Fiction
Sea hare
My heels and toes pressed into barnacled rocks, sharp grey edges poking into my yellow feet, as I waited for flickers of colour to pass through the rock pools. I squatted down, my breath heavy and slow. Cold salt water drooled down my soaked braid and along my sun-warmed back.
That day brought the kind of heat that clogged your lungs and weighed down your head, bending your neck like a ripe navel orange pulling down a tree branch. I had tried to avoid wetting my head, as the thick hair would take hours to dry, but riding on a bus with a broken air-conditioner and sealed windows had melted my lip balm into a puddle and pasted my thighs to the leather seat. Then there was the long walk from the bus stop to the beach, stumbling over badly paved roads and gravel, switching my beach bag from one arm to the other. My thongs slipped and tripped me up.
When I finally arrived at the beach I couldn’t resist dunking my face into the delicious cold. Each loose string in my body suddenly threaded a sharp needle into my skin. I floated on my back until my ears burnt with salt and curiosity brought me over to the rock pools.
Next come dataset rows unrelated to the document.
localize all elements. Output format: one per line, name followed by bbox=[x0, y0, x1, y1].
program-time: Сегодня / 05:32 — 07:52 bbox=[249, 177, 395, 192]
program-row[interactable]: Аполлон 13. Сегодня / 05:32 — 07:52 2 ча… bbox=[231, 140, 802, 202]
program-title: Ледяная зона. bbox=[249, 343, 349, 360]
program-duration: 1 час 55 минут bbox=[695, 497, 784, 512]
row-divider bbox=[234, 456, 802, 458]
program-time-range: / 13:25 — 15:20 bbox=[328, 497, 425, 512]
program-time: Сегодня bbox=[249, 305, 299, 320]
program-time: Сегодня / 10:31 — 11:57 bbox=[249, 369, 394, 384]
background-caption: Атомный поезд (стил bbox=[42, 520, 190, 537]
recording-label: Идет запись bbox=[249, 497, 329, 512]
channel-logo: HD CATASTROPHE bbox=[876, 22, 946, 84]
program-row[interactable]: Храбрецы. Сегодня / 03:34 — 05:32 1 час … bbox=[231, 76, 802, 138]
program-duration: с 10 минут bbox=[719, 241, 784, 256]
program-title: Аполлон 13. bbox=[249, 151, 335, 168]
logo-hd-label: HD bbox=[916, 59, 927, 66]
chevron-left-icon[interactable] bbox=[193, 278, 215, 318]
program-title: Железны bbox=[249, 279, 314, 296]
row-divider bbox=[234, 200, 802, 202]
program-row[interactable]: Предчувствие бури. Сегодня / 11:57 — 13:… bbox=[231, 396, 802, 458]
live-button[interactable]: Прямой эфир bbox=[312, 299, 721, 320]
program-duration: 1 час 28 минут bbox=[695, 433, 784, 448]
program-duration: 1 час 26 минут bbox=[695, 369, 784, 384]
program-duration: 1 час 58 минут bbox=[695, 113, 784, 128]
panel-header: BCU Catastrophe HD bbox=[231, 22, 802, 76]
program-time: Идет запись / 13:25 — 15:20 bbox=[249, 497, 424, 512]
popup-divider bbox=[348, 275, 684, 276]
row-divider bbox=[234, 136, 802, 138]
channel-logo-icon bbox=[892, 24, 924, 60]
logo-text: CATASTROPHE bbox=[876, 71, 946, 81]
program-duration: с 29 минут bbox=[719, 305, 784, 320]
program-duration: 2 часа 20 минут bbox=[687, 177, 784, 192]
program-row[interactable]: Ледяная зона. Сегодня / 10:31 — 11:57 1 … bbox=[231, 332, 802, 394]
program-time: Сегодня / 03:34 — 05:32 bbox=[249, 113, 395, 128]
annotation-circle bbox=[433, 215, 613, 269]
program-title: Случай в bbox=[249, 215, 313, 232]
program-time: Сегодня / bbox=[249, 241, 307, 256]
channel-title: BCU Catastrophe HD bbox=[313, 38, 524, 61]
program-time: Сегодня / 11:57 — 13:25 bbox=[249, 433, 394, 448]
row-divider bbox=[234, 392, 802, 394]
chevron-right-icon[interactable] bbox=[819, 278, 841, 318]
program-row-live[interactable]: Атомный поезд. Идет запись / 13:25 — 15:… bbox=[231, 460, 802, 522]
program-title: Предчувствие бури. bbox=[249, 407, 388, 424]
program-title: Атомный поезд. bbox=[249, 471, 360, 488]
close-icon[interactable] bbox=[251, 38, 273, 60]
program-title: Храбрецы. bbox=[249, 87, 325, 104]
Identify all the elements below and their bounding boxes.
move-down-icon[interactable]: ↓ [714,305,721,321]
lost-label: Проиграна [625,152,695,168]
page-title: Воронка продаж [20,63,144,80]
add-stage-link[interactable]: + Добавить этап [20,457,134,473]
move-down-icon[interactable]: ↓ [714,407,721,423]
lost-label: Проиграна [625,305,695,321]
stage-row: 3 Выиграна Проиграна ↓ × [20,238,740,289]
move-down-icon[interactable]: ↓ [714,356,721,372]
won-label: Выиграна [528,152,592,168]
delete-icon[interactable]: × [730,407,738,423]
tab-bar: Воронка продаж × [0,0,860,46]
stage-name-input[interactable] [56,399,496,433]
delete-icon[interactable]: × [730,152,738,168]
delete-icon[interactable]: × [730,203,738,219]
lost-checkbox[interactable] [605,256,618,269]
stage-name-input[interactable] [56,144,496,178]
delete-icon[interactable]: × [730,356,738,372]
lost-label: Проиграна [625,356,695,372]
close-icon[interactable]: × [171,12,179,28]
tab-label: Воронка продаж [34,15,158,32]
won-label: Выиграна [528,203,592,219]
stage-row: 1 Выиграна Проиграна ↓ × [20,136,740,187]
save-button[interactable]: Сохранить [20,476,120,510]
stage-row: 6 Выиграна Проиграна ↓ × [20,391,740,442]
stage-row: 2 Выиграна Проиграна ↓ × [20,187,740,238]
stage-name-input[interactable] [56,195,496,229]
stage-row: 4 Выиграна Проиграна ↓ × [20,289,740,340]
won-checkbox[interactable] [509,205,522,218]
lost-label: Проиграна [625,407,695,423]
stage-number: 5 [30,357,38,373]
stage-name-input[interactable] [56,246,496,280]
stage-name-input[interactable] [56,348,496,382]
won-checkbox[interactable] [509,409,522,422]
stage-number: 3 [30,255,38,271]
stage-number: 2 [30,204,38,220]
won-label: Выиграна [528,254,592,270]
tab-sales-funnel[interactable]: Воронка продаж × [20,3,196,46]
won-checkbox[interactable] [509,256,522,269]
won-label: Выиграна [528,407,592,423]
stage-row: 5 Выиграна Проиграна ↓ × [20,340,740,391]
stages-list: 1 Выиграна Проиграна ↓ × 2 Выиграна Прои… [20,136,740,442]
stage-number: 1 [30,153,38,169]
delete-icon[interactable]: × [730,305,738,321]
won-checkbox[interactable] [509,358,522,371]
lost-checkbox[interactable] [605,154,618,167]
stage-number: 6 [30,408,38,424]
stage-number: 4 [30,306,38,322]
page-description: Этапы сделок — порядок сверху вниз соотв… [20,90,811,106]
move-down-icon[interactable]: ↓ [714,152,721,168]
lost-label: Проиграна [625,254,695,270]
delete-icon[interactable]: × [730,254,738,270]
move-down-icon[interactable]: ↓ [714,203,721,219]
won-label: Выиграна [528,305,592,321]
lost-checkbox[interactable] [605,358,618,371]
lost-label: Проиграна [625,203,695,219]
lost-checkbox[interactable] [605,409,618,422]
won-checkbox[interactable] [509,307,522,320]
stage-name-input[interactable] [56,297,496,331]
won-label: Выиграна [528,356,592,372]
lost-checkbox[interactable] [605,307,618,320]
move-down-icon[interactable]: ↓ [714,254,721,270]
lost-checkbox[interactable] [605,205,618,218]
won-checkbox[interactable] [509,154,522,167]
Scanning slowly, I spotted tiny starfish limbs glued to smooth rocks, a hermit crab tucking back into its mottled shell and fish like sunflower seeds swimming in clusters around coral. Just as they zipped past, I saw it. As thick and as green as an unripened banana. Speckled and frilled. Sliding over shattered pink and yellow seashells towards the sea moss. A sea hare!
Across the pool, four tiny hands swung a purple bucket between them. They saw the hare just when I did. String bean fingers pointed. “A slug! A slug!”
They clambered forward, stumbling over their small feet. The hare settled at the spot where seashells shifted into sand, its head peeking out, green skin glazed with water. Shaking with excitement, four tiny hands turned the bucket over and pushed the plastic lip down against the near-translucent tail.
My words stretched across the pool.
“Be careful.”
Three sets of eyes locked – mine and theirs – and we were all still. The excitement drained from their faces. I was a stranger. Their adult was somewhere on the sand talking loudly on his phone. He spoke in Italian and English, the words fighting one another.
I smiled, trying to cushion my words, and turned my head, pretending to be distracted by the sea anemone that tucked its tentacles away inside a blob of raspberry jelly.
I heard a snap and my eyes were pulled back to the sea hare. The four tiny hands had broken off the bucket handle and were using it to poke under its belly.
“Don’t hurt it.” The words slipped out before I had a chance to bite down on them. Again our eyes locked. I became aware of how big my arms and legs were, how much taller I am.
I looked over to their father. He was still on the phone, toes buried in the sand, shirt unbuttoned either side of a rounded belly, a silver chain gleaming in the sunlight. I stood up and forced myself to walk further down. Testing the rocks with each step, looking for those that could take my weight, where the gathering moss had not yet turned the surface to slime.
I squatted down again three metres away. A crab the size of my thumb pulled into shaded cracks in the pool wall at my feet. Its pincers grazed the rocks surrounding it and then moved back and forth from its mouth.
I hadn’t eaten breakfast; I was too eager to get out. I had packed a muesli bar but the yoghurt top was probably liquid. The nearby cafe would have thick crumbed fish fillets and salads with pear slices. The menu was tempting but the prices would be more than the $15 I had in my account.
I remembered a video about foraging for food on a beach. I eyed the seaweed washed up on shore and tried to imagine the texture on my tongue. Rubbery? Slimy? Maybe I could pop one of the sunflower-seed fish into my mouth and let it swim down my throat and into my belly. Maybe I could eat the crab, nibble its tiny legs between my teeth. As if it read my mind, the crab ducked back into the crack, out of sight.
I heard grunts of frustration and turned to see four tiny hands pushing the hard bucket down against the sea hare’s back.
Red liquid seeped out slow, trailing in wisps across the coral. The green frills twisted. I held my anger in tight fists.
“It pooed! It pooed!”
The hands dropped the bucket in disgust, sending shattered shells dancing and dissolving the dark red strings into clouds that fogged the water.
“It’s not poo.”
In the distance, their father laughed. It landed cold over my skin. Three sets of strangers’ eyes locked. I realised their disgust was fear and my anger slipped through my fingers.
They didn’t mean to.
The sea hare was still, now half its size. Its limp frills shifted only with the movement of the tide. Reaching into the murky water, I pulled out the bucket and put it back into four tiny hands. They didn’t mean to.